Il essaya de se tourner vers le peuple, mais le peuple se détourna de lui. N’était-il pas un intellectuel aux mains blanches, c’est-à-dire un bourgeois ? En vain essayait-il d’établir son origine prolétarienne, d’exposer toutes les peines que lui avait coûtées la culture intellectuelle qu’il possédait : les ouvriers s’en allaient en ricanant.

C’est que Jacques, avec son honnêteté toute pure, représentait la faiblesse. Certes, l’ouvrier voulait bien la révolution, mais il ne faisait pas fi des menus avantages que seul un parlementaire peut donner. Une vieille mère à faire admettre dans un hospice, la gratuité de la cantine scolaire pour un enfant, une place stable d’ouvrier municipal pour lui-même. Ces menues faveurs évidemment n’allaient pas à tout le monde ; mais ceux qui les obtenaient devenaient les clients du parlementaire, toujours comme dans la grande société. Élus et clientèle électorale formaient un bloc contre lequel l’idéalisme de Jacques venait se briser.

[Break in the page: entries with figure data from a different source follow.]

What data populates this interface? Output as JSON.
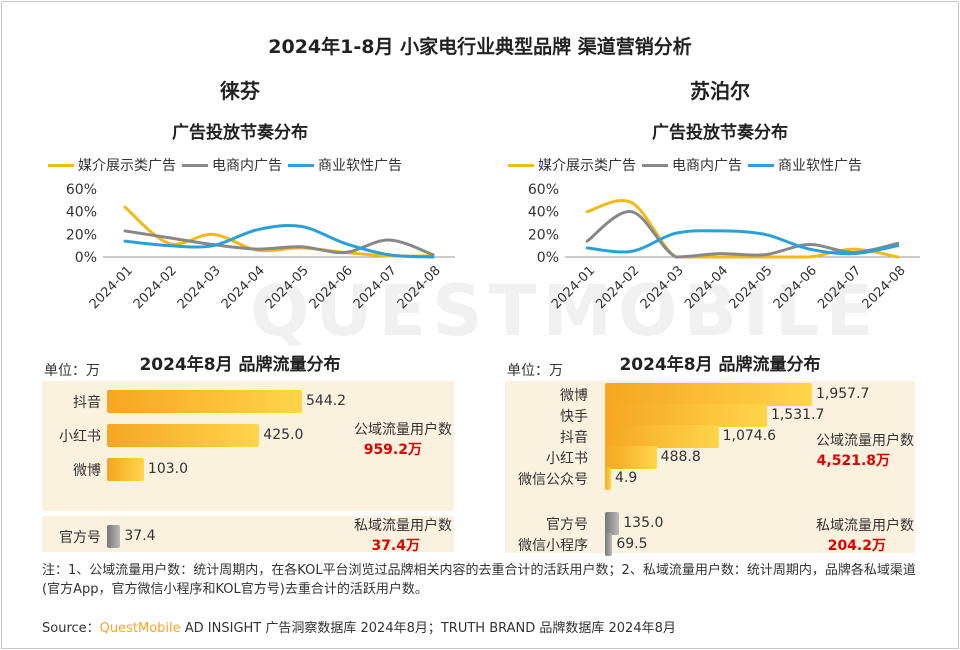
{
  "title": "2024年1-8月 小家电行业典型品牌 渠道营销分析",
  "watermark": "QUESTMOBILE",
  "legend": [
    "媒介展示类广告",
    "电商内广告",
    "商业软性广告"
  ],
  "colors": {
    "media": "#f5b915",
    "ecom": "#888888",
    "soft": "#2a9fd8",
    "accent_red": "#e00000",
    "gold": "#f5a623"
  },
  "y_ticks": [
    "60%",
    "40%",
    "20%",
    "0%"
  ],
  "unit_label": "单位：万",
  "public_label": "公域流量用户数",
  "private_label": "私域流量用户数",
  "chart_data": [
    {
      "type": "line",
      "brand": "徕芬",
      "title": "广告投放节奏分布",
      "x": [
        "2024-01",
        "2024-02",
        "2024-03",
        "2024-04",
        "2024-05",
        "2024-06",
        "2024-07",
        "2024-08"
      ],
      "ylim": [
        0,
        60
      ],
      "series": [
        {
          "name": "媒介展示类广告",
          "values": [
            44,
            12,
            20,
            6,
            8,
            4,
            1,
            1
          ]
        },
        {
          "name": "电商内广告",
          "values": [
            23,
            17,
            11,
            7,
            9,
            4,
            15,
            2
          ]
        },
        {
          "name": "商业软性广告",
          "values": [
            14,
            10,
            10,
            24,
            27,
            12,
            2,
            0
          ]
        }
      ]
    },
    {
      "type": "line",
      "brand": "苏泊尔",
      "title": "广告投放节奏分布",
      "x": [
        "2024-01",
        "2024-02",
        "2024-03",
        "2024-04",
        "2024-05",
        "2024-06",
        "2024-07",
        "2024-08"
      ],
      "ylim": [
        0,
        60
      ],
      "series": [
        {
          "name": "媒介展示类广告",
          "values": [
            40,
            48,
            0,
            0,
            0,
            0,
            7,
            0
          ]
        },
        {
          "name": "电商内广告",
          "values": [
            14,
            40,
            0,
            3,
            2,
            11,
            4,
            12
          ]
        },
        {
          "name": "商业软性广告",
          "values": [
            8,
            5,
            21,
            23,
            20,
            7,
            3,
            10
          ]
        }
      ]
    },
    {
      "type": "bar",
      "brand": "徕芬",
      "title": "2024年8月 品牌流量分布",
      "public": {
        "categories": [
          "抖音",
          "小红书",
          "微博"
        ],
        "values": [
          544.2,
          425.0,
          103.0
        ],
        "labels": [
          "544.2",
          "425.0",
          "103.0"
        ],
        "total": "959.2万"
      },
      "private": {
        "categories": [
          "官方号"
        ],
        "values": [
          37.4
        ],
        "labels": [
          "37.4"
        ],
        "total": "37.4万"
      }
    },
    {
      "type": "bar",
      "brand": "苏泊尔",
      "title": "2024年8月 品牌流量分布",
      "public": {
        "categories": [
          "微博",
          "快手",
          "抖音",
          "小红书",
          "微信公众号"
        ],
        "values": [
          1957.7,
          1531.7,
          1074.6,
          488.8,
          4.9
        ],
        "labels": [
          "1,957.7",
          "1,531.7",
          "1,074.6",
          "488.8",
          "4.9"
        ],
        "total": "4,521.8万"
      },
      "private": {
        "categories": [
          "官方号",
          "微信小程序"
        ],
        "values": [
          135.0,
          69.5
        ],
        "labels": [
          "135.0",
          "69.5"
        ],
        "total": "204.2万"
      }
    }
  ],
  "note": "注：1、公域流量用户数：统计周期内，在各KOL平台浏览过品牌相关内容的去重合计的活跃用户数；2、私域流量用户数：统计周期内，品牌各私域渠道(官方App，官方微信小程序和KOL官方号)去重合计的活跃用户数。",
  "source_prefix": "Source：",
  "source_brand": "QuestMobile",
  "source_rest": " AD INSIGHT 广告洞察数据库 2024年8月；TRUTH BRAND 品牌数据库 2024年8月"
}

La guerre de 1914 vit une faillite générale des consciences. Les propagandistes du pacifisme et de l’anti-militarisme se firent ultra-patriotes et la masse qui les avait suivis les suivit encore, jusqu’à l’abattoir !

Jacques avait trente-cinq ans. Sa situation matérielle n’était pas mauvaise, mais il était un raté de la politique.

Il en restait navré, car il s’y était donné tout entier. L’intérêt intellectuel qui l’avait soutenu dans ses études d’ingénieur avait disparu, ce qui était alors de l’intelligence était devenu, par la répétition continuelle, instinct et routine. Il accomplissait avec ponctualité les devoirs de la profession qui le faisait vivre, mais son âme en était absente.